What Is Unusual About the Elephant Population in Gorongosa Now?

Gorongosa National Park in Mozambique has seen its wildlife populations rebound significantly after decades of conflict. The park’s ecosystem is thriving, and the African elephant population is growing steadily following a period of near collapse. However, a unique biological characteristic has become strikingly common among the surviving elephants, providing an unusual record of the park’s violent past. This observable change is a direct result of human actions, demonstrating a rapid evolutionary shift in one of the world’s largest land animals. The Gorongosa elephants offer scientists an unparalleled case study in how intense selection pressure can quickly reshape a species’ physical traits.

The Historical Context of the Population Decline

The Mozambican Civil War (1977 to 1992) had a devastating effect on Gorongosa’s wildlife, especially its megafauna. Both sides of the conflict heavily relied on the ivory trade to fund their military operations and purchase weaponry. This demand led to organized, intense poaching within the park, turning the elephants into a commodity for war finance.

The elephant population plummeted dramatically from an estimated 2,500 to 4,000 individuals before the war to fewer than 200 by the time the conflict ended. This catastrophic decline, a loss of over 90% of the population, created a powerful selection environment. The presence of a tusk instantly marked an individual as a target, subjecting the elephants to a constant threat.

The High Incidence of Tusklessness

The most striking biological anomaly in the Gorongosa elephant population is the dramatically elevated rate of tusklessness among females. In African savanna elephants under normal conditions, tusklessness is rare, typically affecting only about 2% to 4% of females. The tuskless trait is almost never observed in males.

Among the female elephants that survived the intense poaching period, the frequency of tusklessness soared to over 50%. Data shows that prior to the war, about 18.5% of adult females were tuskless, but this proportion peaked at 50.9% by the year 2000. Furthermore, about 32% of the female elephants born since the war also exhibit this tuskless trait.

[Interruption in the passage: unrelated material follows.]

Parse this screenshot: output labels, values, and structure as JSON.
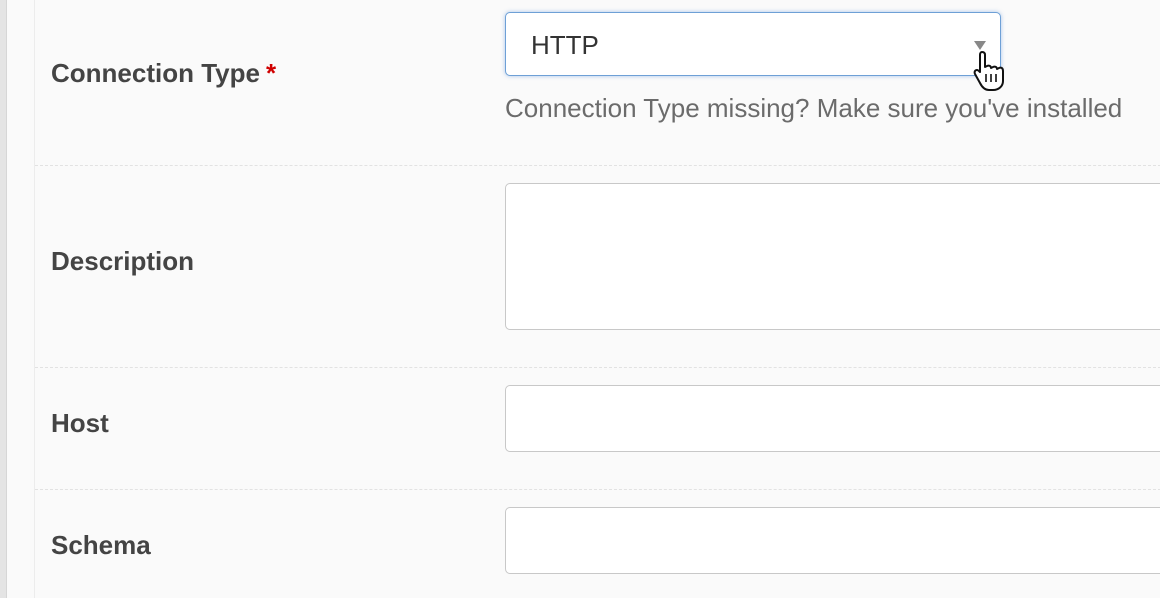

This extreme shift in the frequency of a physical trait over just a few generations makes the Gorongosa population unusual. The trait is overwhelmingly female-specific, with no recorded tuskless males in the park, pointing toward a complex genetic mechanism. The speed and magnitude of this phenotypic change provide compelling evidence of human-driven evolution.

Selection Pressure and Rapid Evolution

The extreme poaching during the civil war acted as an intense, artificial selection pressure favoring the survival of tuskless individuals. Elephants with tusks were five times more likely to be killed than those without, making the tusk a liability rather than a beneficial tool. Tuskless females were spared by poachers because they lacked valuable ivory, allowing them to survive and pass their genes to the next generation.

This rapid evolutionary change is thought to be driven by a mutation on the X chromosome. Researchers have pinpointed the gene AMELX, which is involved in tooth and tusk development, as a likely candidate for the trait. The inheritance pattern suggests the tuskless trait is an X-linked dominant characteristic in females, but it appears to be lethal to male fetuses.

If a female carries the gene for tusklessness, she will not develop tusks, but any male offspring who inherits the gene is unlikely to survive gestation. This explains why the trait is prevalent among females and completely absent in the male population. The selective pressure created a population bottleneck where the tuskless gene rapidly became common in females, despite decreased reproductive success due to the loss of some male fetuses.

Ecological and Behavioral Ramifications

The absence of tusks in such a large proportion of the female population has profound consequences for the elephants’ daily lives and the wider ecosystem. Tusks are multipurpose tools used for essential activities like digging for water and minerals, stripping bark, and lifting objects. Tuskless elephants must adapt their feeding strategies to compensate for this functional loss.

Studies using fecal DNA analysis suggest that tuskless elephants consume a different diet compared to their tusked counterparts. This shift in foraging behavior could alter the distribution of plant species and overall vegetation patterns, as elephants are considered keystone species that shape their habitat. Tusks are also used in social interactions and defense, meaning their absence influences herd dynamics and the elephants’ ability to compete or protect themselves.